Numerosity. Another seductive judgmental rule of thumb is numerosity. We count. Counting can be highly reliable. Five apples usually make more applesauce than three. But pretty often, the things people count (e.g., pizza slices, electoral college votes) are not identical. In 2020, Trump won 30 states, and Clinton won 20. Further, many of the states Trump won were physically large. Alaska and Texas alone account for almost 10% of the U.S. land mass. So, if you were to look at a 2016 electoral college map, you’d see a lot of red. But most large red states have more prairie than people. Trump won more land, but Clinton won more votes. Of course, the controversial electoral college system is still in force this election. But this time around, Biden’s election team seems to have taken this into account, wooing voters in key swing states. Or perhaps Biden just has more centrist appeal. Or maybe it’s that Biden pays more in taxes in the United States than he does in China. Whatever the reason for Biden’s large lead in the polls, it’s highly unlikely Trump can repeat what he did in 2016.

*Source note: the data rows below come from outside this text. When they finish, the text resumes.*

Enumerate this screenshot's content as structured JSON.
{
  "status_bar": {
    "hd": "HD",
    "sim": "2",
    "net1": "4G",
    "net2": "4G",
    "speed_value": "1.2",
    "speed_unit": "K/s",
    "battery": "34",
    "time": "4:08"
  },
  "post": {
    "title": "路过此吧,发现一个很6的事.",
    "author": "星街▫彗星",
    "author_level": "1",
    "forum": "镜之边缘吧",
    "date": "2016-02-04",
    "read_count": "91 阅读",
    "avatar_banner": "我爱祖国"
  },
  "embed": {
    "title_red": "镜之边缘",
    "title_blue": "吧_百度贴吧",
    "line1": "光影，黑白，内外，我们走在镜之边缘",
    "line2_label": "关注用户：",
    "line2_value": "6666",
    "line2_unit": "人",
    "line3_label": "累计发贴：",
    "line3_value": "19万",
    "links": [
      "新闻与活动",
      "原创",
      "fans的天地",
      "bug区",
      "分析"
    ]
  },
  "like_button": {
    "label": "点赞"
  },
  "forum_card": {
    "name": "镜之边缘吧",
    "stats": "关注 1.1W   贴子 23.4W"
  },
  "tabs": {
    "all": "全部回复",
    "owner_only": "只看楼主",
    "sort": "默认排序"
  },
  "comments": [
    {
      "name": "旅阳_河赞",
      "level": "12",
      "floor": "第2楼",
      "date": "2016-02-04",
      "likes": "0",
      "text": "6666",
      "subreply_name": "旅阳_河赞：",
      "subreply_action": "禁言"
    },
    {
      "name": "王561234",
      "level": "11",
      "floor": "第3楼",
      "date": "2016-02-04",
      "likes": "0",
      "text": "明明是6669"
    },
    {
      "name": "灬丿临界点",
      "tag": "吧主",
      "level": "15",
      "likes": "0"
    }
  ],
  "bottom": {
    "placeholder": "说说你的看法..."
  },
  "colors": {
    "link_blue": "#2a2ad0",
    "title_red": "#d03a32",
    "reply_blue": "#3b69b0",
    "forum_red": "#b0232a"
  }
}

If you’d like me to attach a number to this blog, my own estimates give Trump just under a 10% chance to win. The last time I checked, Nate Silver’s expert team at 538 offered a slightly more favorable likelihood of 12%. This is a far cry from zero, of course, but it’s a much further cry from 50%. Which forecast will prove correct, then? Will it be that made by polling science? Or will it be the gut feelings of millions of Americans. I’m putting my money on science. And I can always move to Uruguay or Sweden if I’m wrong.

For Further Reading

Kahneman, D. (2011). Thinking: Fast and slow. Farrar, Straus, and Giroux.

Pelham, B. W., Sumarta, T. T., & Myaskovsky, L. (1994). The easy path from many to much: The numerosity heuristic. Cognitive Psychology, 26, 103–133.